The Agentic RAG mode uses the OpenAI Agents SDK to create an AI agent with a BM25 retrieval tool:

# Key components from the RAG class when mode="agentic"
from agents import Agent, Runner, function_tool

def _setup_agent(self):
    """Setup agent for agentic mode."""
    @function_tool
    def retrieve(query: str) -> str:
        """Search documents using BM25 retriever for a given query."""
        docs = self.retriever.retrieve(query, self.default_k)
        if not docs:
            return "No documents found."
        return "\n\n".join([f"Doc {i}: {doc.page_content}" for i, doc in enumerate(docs, 1)])

    self._agent = Agent(
        name="RAG Assistant",
        model=self.model,
        instructions="Use short keywords to search. Try 2-3 different searches. Only answer based on documents. Be concise.",
        tools=[retrieve]
    )

async def _agentic_query(self, question: str, top_k: int) -> Dict[str, Any]:
    """Handle agentic mode: agent controls retrieval strategy."""
    result = await Runner.run(self._agent, input=question)
    print(result.answer)

Unlike naive mode's single retrieval call, the agent autonomously decides when and how to search - trying multiple keyword combinations until it finds sufficient context.

Run experiment again and compare results

Now let's evaluate the agentic RAG approach:

# Import required components
import asyncio
from datetime import datetime
from dotenv import load_dotenv

# Load environment variables
load_dotenv()

from ragas_examples.improve_rag.evals import (
    evaluate_rag,
    download_and_save_dataset, 
    create_ragas_dataset,
    get_openai_client,
    get_llm_client
)
from ragas_examples.improve_rag.rag import RAG, BM25Retriever

async def run_agentic_evaluation():
    # Download and prepare dataset
    dataset_path = download_and_save_dataset()
    dataset = create_ragas_dataset(dataset_path)

    # Initialize RAG components with agentic mode
    openai_client = get_openai_client()
    retriever = BM25Retriever()
    rag = RAG(llm_client=openai_client, retriever=retriever, model="gpt-5-mini", mode="agentic")
    llm = get_llm_client()

    # Run evaluation experiment
    exp_name = f"{datetime.now().strftime('%Y%m%d-%H%M%S')}_agenticrag"
    results = await evaluate_rag.arun(
        dataset, 
        name=exp_name,
        rag=rag,
        llm=llm
    )

    # Print results
    if results:
        pass_count = sum(1 for result in results if result.get("correctness_score") == "pass")
        total_count = len(results)
        pass_rate = (pass_count / total_count) * 100 if total_count > 0 else 0
        print(f"Results: {pass_count}/{total_count} passed ({pass_rate:.1f}%)")

    return results

# Run the agentic evaluation
results = await run_agentic_evaluation()
print("\nDetailed results:")
print(results)
Agentic RAG evaluation output
Results: 58/66 passed (87.9%)

Excellent! We achieved a significant improvement from 65.2% (naive) to 87.9% (agentic) - that's a 22.7 percentage point improvement with the agentic RAG approach!

Performance Comparison

The agentic RAG approach shows great improvement over the naive RAG baseline:

Approach Correctness Improvement
Naive RAG 65.2% -
Agentic RAG 87.9% +22.7%

Apply this loop to your RAG system

Follow this systematic approach to improve any RAG system:

  1. Create evaluation dataset: Use real queries from your system or generate synthetic data with LLMs.

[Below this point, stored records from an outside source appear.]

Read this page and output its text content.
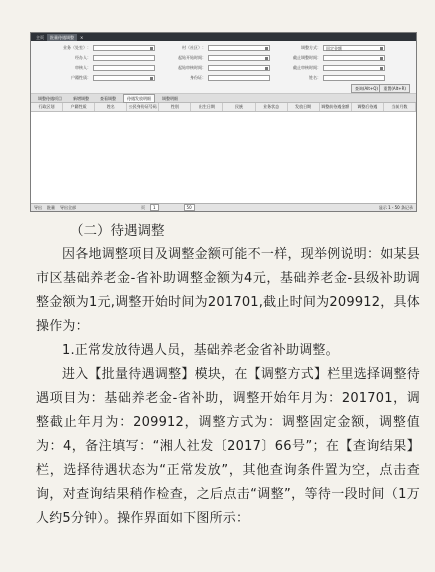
主页	批量待遇调整	×
业务（处室）：	村（社区）：	调整方式：	固定金额
经办人：	起始开始时间：	截止调整时间：
审核人：	起始审核时间：	截止审核时间：
户籍性质：	身份证：	姓名：
查询(Alt+Q)	重置(Alt+R)
调整待遇项目	新增调整	查看调整	待遇发放明细	调整明细
行政区划	户籍性质	姓名	公民身份证号码	性别	出生日期	民族	业务状态	发放日期	调整前待遇金额	调整后待遇	当前月数
导出 批量 导出全部	页	1	50	显示 1 - 50 条记录
（二）待遇调整

因各地调整项目及调整金额可能不一样，现举例说明：如某县市区基础养老金-省补助调整金额为4元，基础养老金-县级补助调整金额为1元,调整开始时间为201701,截止时间为209912，具体操作为：

1.正常发放待遇人员，基础养老金省补助调整。

进入【批量待遇调整】模块，在【调整方式】栏里选择调整待遇项目为：基础养老金-省补助，调整开始年月为：201701，调整截止年月为：209912，调整方式为：调整固定金额，调整值为：4，备注填写：“湘人社发〔2017〕66号”；在【查询结果】栏，选择待遇状态为“正常发放”，其他查询条件置为空，点击查询，对查询结果稍作检查，之后点击“调整”，等待一段时间（1万人约5分钟）。操作界面如下图所示：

  2. Define metrics: Choose simple metrics aligned with your use case. Keep it focused.

  3. Run baseline evaluation: Measure current performance and analyze error patterns to identify systematic failures.

  4. Implement targeted improvements: Based on error analysis, improve retrieval (chunking, hybrid search), generation (prompts, models), or try agentic approaches.

  5. Compare and iterate: Test improvements against baseline. Change one thing at a time until accuracy meets business requirements.

The Ragas framework handles orchestration and result aggregation automatically, letting you focus on analysis and improvements rather than building evaluation infrastructure.